Whereas the question might be relatively easy to answer at a cocktail party or informal hypothetical discussion, these potential jurors have to consider the very real possibility that they could be someone who literally will be required to sign someone’s death warrant. When the question goes from hypothetical to being very real, even some jurors who might seem staunch on having such a responsibility on paper waver when asked more probing questions by the judge and attorneys.

The 26-page questionnaire the potential jurors filled out when they were initially called to serve in March posed almost 100 questions. Question No. 73 asked them to rank how they felt about the death penalty on a scale of 1 to 10, from strongly opposed to strongly in favor.

For example, early on in the process, lawyers questioned a Mercer County corrections officer who ranked himself as a “nine” on the questionnaire. He recalled initially seeing the shooting as “a definite death penalty case.”
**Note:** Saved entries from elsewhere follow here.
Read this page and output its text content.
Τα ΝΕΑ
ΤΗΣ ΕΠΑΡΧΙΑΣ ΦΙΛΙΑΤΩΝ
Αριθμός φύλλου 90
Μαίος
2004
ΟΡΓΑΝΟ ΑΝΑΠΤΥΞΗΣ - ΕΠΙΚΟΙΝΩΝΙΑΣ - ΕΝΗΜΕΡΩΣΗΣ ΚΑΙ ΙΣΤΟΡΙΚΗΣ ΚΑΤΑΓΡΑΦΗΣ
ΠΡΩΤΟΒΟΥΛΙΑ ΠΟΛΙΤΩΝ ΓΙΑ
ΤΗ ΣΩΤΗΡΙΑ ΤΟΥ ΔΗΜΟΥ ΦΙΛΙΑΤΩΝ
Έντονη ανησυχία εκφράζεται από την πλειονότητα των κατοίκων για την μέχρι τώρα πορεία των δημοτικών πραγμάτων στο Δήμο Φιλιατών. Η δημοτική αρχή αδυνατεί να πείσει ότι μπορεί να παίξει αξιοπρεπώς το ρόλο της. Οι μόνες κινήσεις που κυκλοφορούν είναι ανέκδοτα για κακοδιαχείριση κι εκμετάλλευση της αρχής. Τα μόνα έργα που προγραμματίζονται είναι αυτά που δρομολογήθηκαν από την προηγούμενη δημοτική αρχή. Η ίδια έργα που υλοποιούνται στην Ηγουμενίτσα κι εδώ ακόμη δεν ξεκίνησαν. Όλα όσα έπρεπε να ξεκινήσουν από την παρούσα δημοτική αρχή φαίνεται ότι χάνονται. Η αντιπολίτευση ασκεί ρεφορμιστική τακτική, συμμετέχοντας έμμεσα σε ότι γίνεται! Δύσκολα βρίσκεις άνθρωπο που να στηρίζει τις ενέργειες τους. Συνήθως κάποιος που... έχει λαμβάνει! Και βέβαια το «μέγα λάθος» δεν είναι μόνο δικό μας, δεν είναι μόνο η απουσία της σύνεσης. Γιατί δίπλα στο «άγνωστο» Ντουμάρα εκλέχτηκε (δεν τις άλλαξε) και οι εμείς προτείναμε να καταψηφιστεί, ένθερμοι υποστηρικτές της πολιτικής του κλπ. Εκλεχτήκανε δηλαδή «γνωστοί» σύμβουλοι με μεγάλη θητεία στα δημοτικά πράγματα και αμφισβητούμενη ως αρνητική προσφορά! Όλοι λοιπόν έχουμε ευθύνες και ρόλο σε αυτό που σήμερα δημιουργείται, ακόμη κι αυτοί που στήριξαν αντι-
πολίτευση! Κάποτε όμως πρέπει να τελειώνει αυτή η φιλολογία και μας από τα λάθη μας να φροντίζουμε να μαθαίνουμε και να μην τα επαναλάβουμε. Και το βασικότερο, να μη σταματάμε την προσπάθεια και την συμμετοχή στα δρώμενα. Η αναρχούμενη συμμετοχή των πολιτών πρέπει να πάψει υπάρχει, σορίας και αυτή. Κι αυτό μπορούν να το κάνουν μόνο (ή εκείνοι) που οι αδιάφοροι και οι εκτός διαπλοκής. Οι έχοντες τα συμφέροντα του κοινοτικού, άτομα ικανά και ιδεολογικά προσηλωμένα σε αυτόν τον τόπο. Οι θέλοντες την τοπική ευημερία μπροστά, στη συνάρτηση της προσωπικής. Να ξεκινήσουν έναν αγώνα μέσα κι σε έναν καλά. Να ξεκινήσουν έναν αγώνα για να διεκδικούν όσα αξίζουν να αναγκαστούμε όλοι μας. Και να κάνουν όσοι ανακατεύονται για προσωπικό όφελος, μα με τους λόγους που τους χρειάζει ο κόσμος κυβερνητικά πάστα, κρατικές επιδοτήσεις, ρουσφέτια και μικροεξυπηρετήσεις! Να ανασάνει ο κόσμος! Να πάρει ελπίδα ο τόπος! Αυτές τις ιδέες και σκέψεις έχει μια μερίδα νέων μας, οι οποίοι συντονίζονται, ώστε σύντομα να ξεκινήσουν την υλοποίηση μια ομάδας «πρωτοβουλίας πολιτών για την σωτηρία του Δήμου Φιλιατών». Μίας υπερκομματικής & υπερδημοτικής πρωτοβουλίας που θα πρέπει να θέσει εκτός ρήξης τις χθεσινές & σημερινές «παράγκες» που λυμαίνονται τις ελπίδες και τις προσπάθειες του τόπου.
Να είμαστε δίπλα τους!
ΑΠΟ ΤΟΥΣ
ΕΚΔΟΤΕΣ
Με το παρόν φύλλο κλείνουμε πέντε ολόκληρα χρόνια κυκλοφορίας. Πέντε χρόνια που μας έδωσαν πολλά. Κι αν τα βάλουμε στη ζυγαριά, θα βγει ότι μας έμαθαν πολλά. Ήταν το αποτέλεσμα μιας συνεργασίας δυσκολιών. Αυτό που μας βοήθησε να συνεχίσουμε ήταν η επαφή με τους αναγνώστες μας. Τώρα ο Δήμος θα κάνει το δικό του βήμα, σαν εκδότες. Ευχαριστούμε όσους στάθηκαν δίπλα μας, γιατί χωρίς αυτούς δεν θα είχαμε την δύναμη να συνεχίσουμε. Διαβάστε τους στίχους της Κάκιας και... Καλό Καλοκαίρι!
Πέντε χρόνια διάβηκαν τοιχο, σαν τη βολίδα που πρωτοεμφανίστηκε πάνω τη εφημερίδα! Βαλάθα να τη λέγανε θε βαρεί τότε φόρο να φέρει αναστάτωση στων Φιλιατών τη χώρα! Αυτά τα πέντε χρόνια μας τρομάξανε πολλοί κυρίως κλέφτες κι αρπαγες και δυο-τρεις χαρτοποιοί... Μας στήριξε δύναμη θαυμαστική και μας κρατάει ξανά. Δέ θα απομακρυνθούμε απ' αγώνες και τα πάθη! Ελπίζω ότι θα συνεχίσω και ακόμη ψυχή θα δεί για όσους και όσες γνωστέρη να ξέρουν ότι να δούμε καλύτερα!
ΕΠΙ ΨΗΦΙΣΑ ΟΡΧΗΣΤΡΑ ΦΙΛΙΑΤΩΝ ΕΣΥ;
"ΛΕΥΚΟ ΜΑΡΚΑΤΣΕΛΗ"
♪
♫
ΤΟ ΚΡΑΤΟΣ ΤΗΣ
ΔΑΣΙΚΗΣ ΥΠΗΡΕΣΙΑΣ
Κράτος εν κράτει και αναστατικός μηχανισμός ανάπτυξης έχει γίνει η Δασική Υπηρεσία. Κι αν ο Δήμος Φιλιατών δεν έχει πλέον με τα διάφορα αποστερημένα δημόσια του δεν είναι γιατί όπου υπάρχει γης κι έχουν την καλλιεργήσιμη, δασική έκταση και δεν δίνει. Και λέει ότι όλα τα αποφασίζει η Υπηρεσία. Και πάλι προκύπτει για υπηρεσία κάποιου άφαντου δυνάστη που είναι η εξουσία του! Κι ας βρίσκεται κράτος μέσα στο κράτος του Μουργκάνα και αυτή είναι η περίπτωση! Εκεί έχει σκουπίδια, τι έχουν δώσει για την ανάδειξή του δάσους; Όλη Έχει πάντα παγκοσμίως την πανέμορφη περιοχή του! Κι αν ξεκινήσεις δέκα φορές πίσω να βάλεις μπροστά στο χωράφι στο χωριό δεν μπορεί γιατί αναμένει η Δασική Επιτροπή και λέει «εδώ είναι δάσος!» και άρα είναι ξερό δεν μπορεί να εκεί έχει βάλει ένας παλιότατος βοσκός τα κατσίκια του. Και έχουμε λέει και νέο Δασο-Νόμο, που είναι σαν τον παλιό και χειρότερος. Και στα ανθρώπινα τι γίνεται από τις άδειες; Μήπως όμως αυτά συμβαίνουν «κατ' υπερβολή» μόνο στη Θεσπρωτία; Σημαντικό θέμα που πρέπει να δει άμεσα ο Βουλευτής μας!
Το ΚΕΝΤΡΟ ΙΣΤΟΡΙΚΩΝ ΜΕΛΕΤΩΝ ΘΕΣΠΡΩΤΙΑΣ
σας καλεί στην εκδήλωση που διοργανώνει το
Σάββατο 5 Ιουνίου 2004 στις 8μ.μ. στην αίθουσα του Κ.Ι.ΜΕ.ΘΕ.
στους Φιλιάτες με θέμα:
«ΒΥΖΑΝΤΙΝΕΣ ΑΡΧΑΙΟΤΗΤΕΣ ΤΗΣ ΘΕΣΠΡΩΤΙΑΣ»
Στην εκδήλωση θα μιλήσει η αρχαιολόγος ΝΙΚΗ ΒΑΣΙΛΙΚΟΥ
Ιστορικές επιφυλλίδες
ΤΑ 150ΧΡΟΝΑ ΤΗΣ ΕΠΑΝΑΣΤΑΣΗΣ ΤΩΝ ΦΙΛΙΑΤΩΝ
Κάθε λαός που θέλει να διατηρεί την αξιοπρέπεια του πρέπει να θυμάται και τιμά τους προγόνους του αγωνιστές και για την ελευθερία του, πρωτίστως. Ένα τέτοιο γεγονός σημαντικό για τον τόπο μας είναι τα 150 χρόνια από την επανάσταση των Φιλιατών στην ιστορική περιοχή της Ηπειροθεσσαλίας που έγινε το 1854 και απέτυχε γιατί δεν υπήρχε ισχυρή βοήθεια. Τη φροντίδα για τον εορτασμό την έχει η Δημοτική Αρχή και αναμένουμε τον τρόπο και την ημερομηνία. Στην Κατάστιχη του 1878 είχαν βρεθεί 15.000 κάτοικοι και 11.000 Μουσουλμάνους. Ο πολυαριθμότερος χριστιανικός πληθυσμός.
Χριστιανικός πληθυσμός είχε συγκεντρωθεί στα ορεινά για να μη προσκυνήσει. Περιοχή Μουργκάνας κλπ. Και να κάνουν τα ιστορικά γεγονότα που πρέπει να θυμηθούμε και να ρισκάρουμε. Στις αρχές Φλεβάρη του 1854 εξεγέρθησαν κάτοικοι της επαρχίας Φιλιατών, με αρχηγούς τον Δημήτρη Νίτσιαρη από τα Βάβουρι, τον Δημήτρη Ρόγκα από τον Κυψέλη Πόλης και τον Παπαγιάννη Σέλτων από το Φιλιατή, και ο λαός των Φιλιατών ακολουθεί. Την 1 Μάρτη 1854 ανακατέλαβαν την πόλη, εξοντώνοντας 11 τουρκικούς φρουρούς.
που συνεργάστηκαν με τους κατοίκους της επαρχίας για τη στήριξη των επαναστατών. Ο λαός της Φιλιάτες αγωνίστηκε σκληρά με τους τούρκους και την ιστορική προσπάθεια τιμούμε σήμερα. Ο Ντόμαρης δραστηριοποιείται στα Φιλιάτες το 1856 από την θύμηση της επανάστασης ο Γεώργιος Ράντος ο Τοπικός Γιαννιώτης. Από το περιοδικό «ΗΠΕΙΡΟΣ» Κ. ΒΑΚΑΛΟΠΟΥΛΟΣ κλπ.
But when pressed about putting his name to a death sentence, he wasn’t as eager.

“This person is still a human being,” he said. “If I’m the person who has to make that decision on whether that person lives or I want them to be put to death? That’s tough.”

Mr. Haney said even the staunchest death penalty supporters give pause when rhetoric becomes reality.

“That’s when it moves from being an attitude or a political position that people are proud to align with to personal participation in the process,” he said. “The prospect of actually deciding that someone deserves to die and should die and you’re going to be one of the people to participate in that process — it’s a whole different level of moral gravity.” He added, “any thoughtful juror would find that daunting.”

Bruce Antkowiak, a former prosecutor and defense lawyer who now serves as a professor at St.Vincent College outside of Pittsburgh agreed. He said, “It’s one thing for a person to sit in the privacy of their home or sit around a bar having a drink with their friends saying, this ought to happen, that ought to happen.”

Support for the death penalty has long been declining over the years. About 60% of U.S. adults are in favor of the death penalty, according to a Gallup poll, down from about 80% in the 1990s.

“There’s a real grappling amongst some members of the public about whether having the death penalty, even in the most heinous cases, is appropriate,” said Haney. “When I first started doing this work, people had a pat response: ‘No problem, I can do it.’ Now they’re much more reflective about it. They see the cons as well as the pros.”

Mr. Bowers, 50, faces 63 federal charges in the Oct. 27, 2018, mass shooting in Pittsburgh at the Squirrel Hill synagogue where three congregations worshiped: Tree of Life, Dor Hadash and New Light. It was the worst antisemitic attack in American history, with 11 worshipers killed across the three congregations: Richard Gottfried, Joyce Fienberg, Rose Malinger, Jerry Rabinowitz, Cecil and David Rosenthal, Bernice and Sylvan Simon, Daniel Stein, Melvin Wax and Irving Younger.